Beyond that, there is still no turnkey solution for consumers to manage their coins themselves. There are solutions, but they are uncomfortable. They require careful reading and time, both of which are inconvenient. The current best solution is a dedicated cold storage computer (or Raspberry Pi) running Armory, and to make multiple paper backups and store them yourself in various locations, so that it's unlikely your computer and your papers are all wiped out simultaneously.

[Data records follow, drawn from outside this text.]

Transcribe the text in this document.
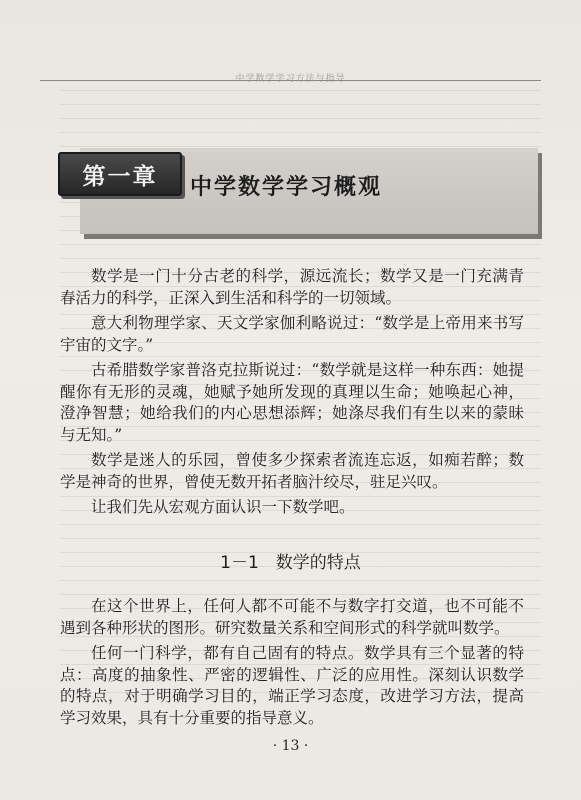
中学数学学习方法与指导
第一章	中学数学学习概观

数学是一门十分古老的科学，源远流长；数学又是一门充满青春活力的科学，正深入到生活和科学的一切领域。

意大利物理学家、天文学家伽利略说过：“数学是上帝用来书写宇宙的文字。”

古希腊数学家普洛克拉斯说过：“数学就是这样一种东西：她提醒你有无形的灵魂，她赋予她所发现的真理以生命；她唤起心神，澄净智慧；她给我们的内心思想添辉；她涤尽我们有生以来的蒙昧与无知。”

数学是迷人的乐园，曾使多少探索者流连忘返，如痴若醉；数学是神奇的世界，曾使无数开拓者脑汁绞尽，驻足兴叹。

让我们先从宏观方面认识一下数学吧。

1－1　数学的特点

在这个世界上，任何人都不可能不与数字打交道，也不可能不遇到各种形状的图形。研究数量关系和空间形式的科学就叫数学。

任何一门科学，都有自己固有的特点。数学具有三个显著的特点：高度的抽象性、严密的逻辑性、广泛的应用性。深刻认识数学的特点，对于明确学习目的，端正学习态度，改进学习方法，提高学习效果，具有十分重要的指导意义。

· 13 ·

And even with that kind of protection, someone can still hold a gun to your head and force you to send them your bitcoin, and there's not a damn thing you can do to protect yourself if they succeed. All transactions on the blockchain are public, so if someone gets wind that you control a 1,000 BTC wallet, suddenly you're a target. If they compel you to send your coins to them and somehow get away, you'll never get them back. Heck, if they force you to send them your coins and don't get away, it's still unlikely you'll ever get your coins back. They'll just sit in prison and bide their time, then enjoy your coins as a pension plan for when they get out of prison.

Is there hope? Perhaps. As far as I can tell, what's needed is for an exchange/dealer like Coinbase to purchase some kind of high-risk insurance which is guaranteed to pay out in the event of a disaster. The insurance plan would have to be able to cover all coins that the exchange holds at the time of the disaster. Since Coinbase has >1M user wallets, Coinbase probably controls quite a lot of coins. Let's say that they hold ~1/4th the number of coins Mt. Gox claimed to: about 200,000 BTC. Let's say the price per coin at the time of the disaster is $400/coin. That's $80M of losses which the insurance company would have to cover. And how precisely will they pay out to the exchange's users? Or even to the exchange themselves? Let's say the insurance company hands over $80M. Now the goal is to use that $80M to buy back enough coins from some other source in order to return all lost coins. Well, you can't do it! You'll skyrocket the price of bitcoin from $400 to $MASSIVE_NUMBER if you tried to buy 200,000 coins, especially if everyone realized what you were trying to do. So the exchange may still wind up hosed! And of course, that means the users will wind up hosed in the end.



To respond to one of your points:

> The current best solution is a dedicated cold storage computer (or Raspberry Pi) running Armory, and to make multiple paper backups and store them yourself in various locations, so that it's unlikely your computer and your papers are all wiped out simultaneously.

The Trezor, a hardware wallet that signs transactions without exposing private keys to the computer it is connected to just shipped its first unit: https://bitcointalk.org/index.php?topic=553818.0

Dedicated hardware wallets (which will hopefully be cheap and readily available) may be the future solution to malware related theft.


This is simply an infosec problem. Much like banks in the wild west. It's easy to set up a bank, but hard to keep the money, therfore lowering the value of having a bank.

The infosec industry needs to mature and bitcoin needs to thoroughly adopt it at every stage. This means consumers as well. There will be a knowledge-gap to participate in Bitcoin because of this for a long time.